We have shown that MR-guided respiratory gating in breath-hold is feasible and, combined with a real-time audiovisual feedback system, was very well tolerated and appreciated by patients. This confirms the positive results of Tetar et al. [26]. Cine-MR-enabled gating in breath-hold is also effective; we observed a mean gating duty cycle of 72%, similar to the range of 67% to 87% published by van Sörnsen de Koste et al. [17] using a predecessor of the MRIdian Linac system [12]. The gating duty cycle is influenced by the size of the gating boundary as well as by the threshold-ROI% value. Compared to their study, we have used slightly larger gating boundaries of up to 4 mm but, on the other hand, considerably smaller threshold-ROI% values. Apart from the paper by van Sörnsen de Koste et al. [17], a few phantom studies on the accuracy and influencing factors of MR-guided gating using low-field MRgRT systems have been published [30, 31]. However, the impact and different contributing effects still need to be studied using real patient data on a larger scale.

Besides respiratory gating, cine-MR-based structure tracking can also be used to monitor targets that do not move with respiration, for example the prostate. First published results show that this facilitates safe administration of MR-guided ultra-hypofractionated prostate treatments, potentially enabling margin reduction while eliminating the need for fiducial or transponder implantation [32].

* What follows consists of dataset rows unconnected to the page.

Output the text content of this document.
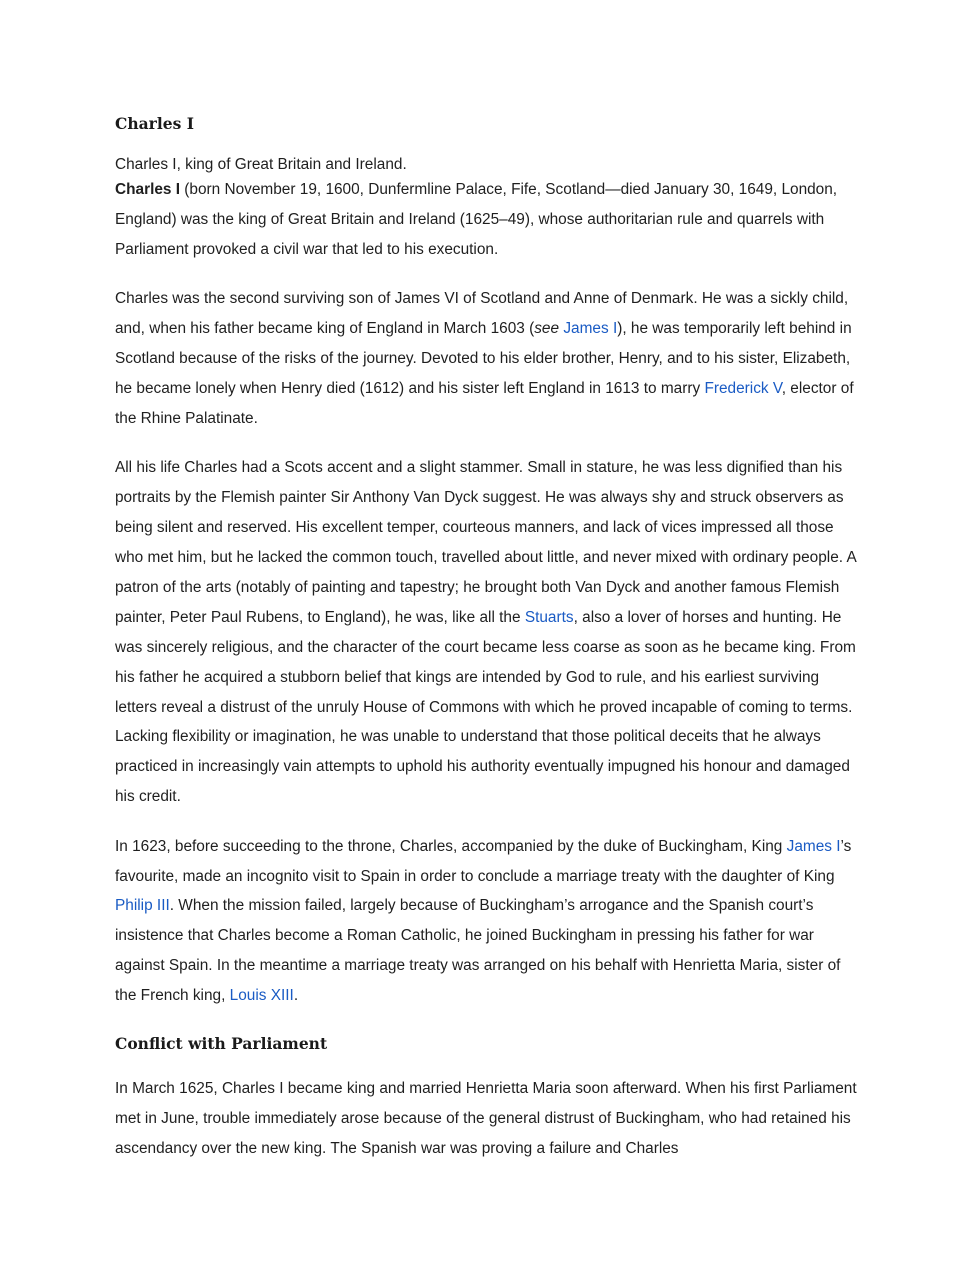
Charles I
Charles I, king of Great Britain and Ireland.

Charles I (born November 19, 1600, Dunfermline Palace, Fife, Scotland—died January 30, 1649, London, England) was the king of Great Britain and Ireland (1625–49), whose authoritarian rule and quarrels with Parliament provoked a civil war that led to his execution.

Charles was the second surviving son of James VI of Scotland and Anne of Denmark. He was a sickly child, and, when his father became king of England in March 1603 (see James I), he was temporarily left behind in Scotland because of the risks of the journey. Devoted to his elder brother, Henry, and to his sister, Elizabeth, he became lonely when Henry died (1612) and his sister left England in 1613 to marry Frederick V, elector of the Rhine Palatinate.

All his life Charles had a Scots accent and a slight stammer. Small in stature, he was less dignified than his portraits by the Flemish painter Sir Anthony Van Dyck suggest. He was always shy and struck observers as being silent and reserved. His excellent temper, courteous manners, and lack of vices impressed all those who met him, but he lacked the common touch, travelled about little, and never mixed with ordinary people. A patron of the arts (notably of painting and tapestry; he brought both Van Dyck and another famous Flemish painter, Peter Paul Rubens, to England), he was, like all the Stuarts, also a lover of horses and hunting. He was sincerely religious, and the character of the court became less coarse as soon as he became king. From his father he acquired a stubborn belief that kings are intended by God to rule, and his earliest surviving letters reveal a distrust of the unruly House of Commons with which he proved incapable of coming to terms. Lacking flexibility or imagination, he was unable to understand that those political deceits that he always practiced in increasingly vain attempts to uphold his authority eventually impugned his honour and damaged his credit.

In 1623, before succeeding to the throne, Charles, accompanied by the duke of Buckingham, King James I’s favourite, made an incognito visit to Spain in order to conclude a marriage treaty with the daughter of King Philip III. When the mission failed, largely because of Buckingham’s arrogance and the Spanish court’s insistence that Charles become a Roman Catholic, he joined Buckingham in pressing his father for war against Spain. In the meantime a marriage treaty was arranged on his behalf with Henrietta Maria, sister of the French king, Louis XIII.

Conflict with Parliament

In March 1625, Charles I became king and married Henrietta Maria soon afterward. When his first Parliament met in June, trouble immediately arose because of the general distrust of Buckingham, who had retained his ascendancy over the new king. The Spanish war was proving a failure and Charles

A number of authors have reported on on-table adaption of treatment plans using MRgRT devices [11, 33,34,35,36,37] and also on assessing which patients benefit most from adaptive MRgRT [35, 38,39,40,41,42,43,44]. In the presented study, no online treatment plan adaptions were performed. Even without online adaption, MRgRT adds distinct value by better target visualization due to improved soft-tissue contrast. There might be a lot of cases where the enhanced soft tissue contrast alone improves the accuracy of radiation therapy compared to standard IGRT techniques. Noel et al. [4] have reported on physician-rated organ at risk and target visualization in onboard MR compared to onboard cone-beam CT, and visualization in MRI was rated better for 71% of all structures. There is a need for further evaluation of this aspect as well as for the opposing scenario, i.e., online adaption of treatment plans using conventional IGRT techniques.

Head-to-head comparative studies of CT-guided and MR-guided adaptive radiotherapy applying standard doses and fractionation might not be sufficient, as MR-guided adaptive radiotherapy allows for high-dose radiotherapy under circumstances in which treatment would not have been possible with conventional techniques [34]. Further well-designed clinical trials will be necessary to fully demonstrate the true potential of MR-guided adaptive radiotherapy. Radiation oncologists are now forced to reconsider the paradigms of total dose determination at the beginning of treatment and equal dose delivery during each single fraction.

Although there are many remaining questions to be answered, MR-guided adaptive radiotherapy offers the chance for tailormade, daily individualized radiotherapy in order to further reduce side-effects in cancer therapy and to improve tumor control and survival.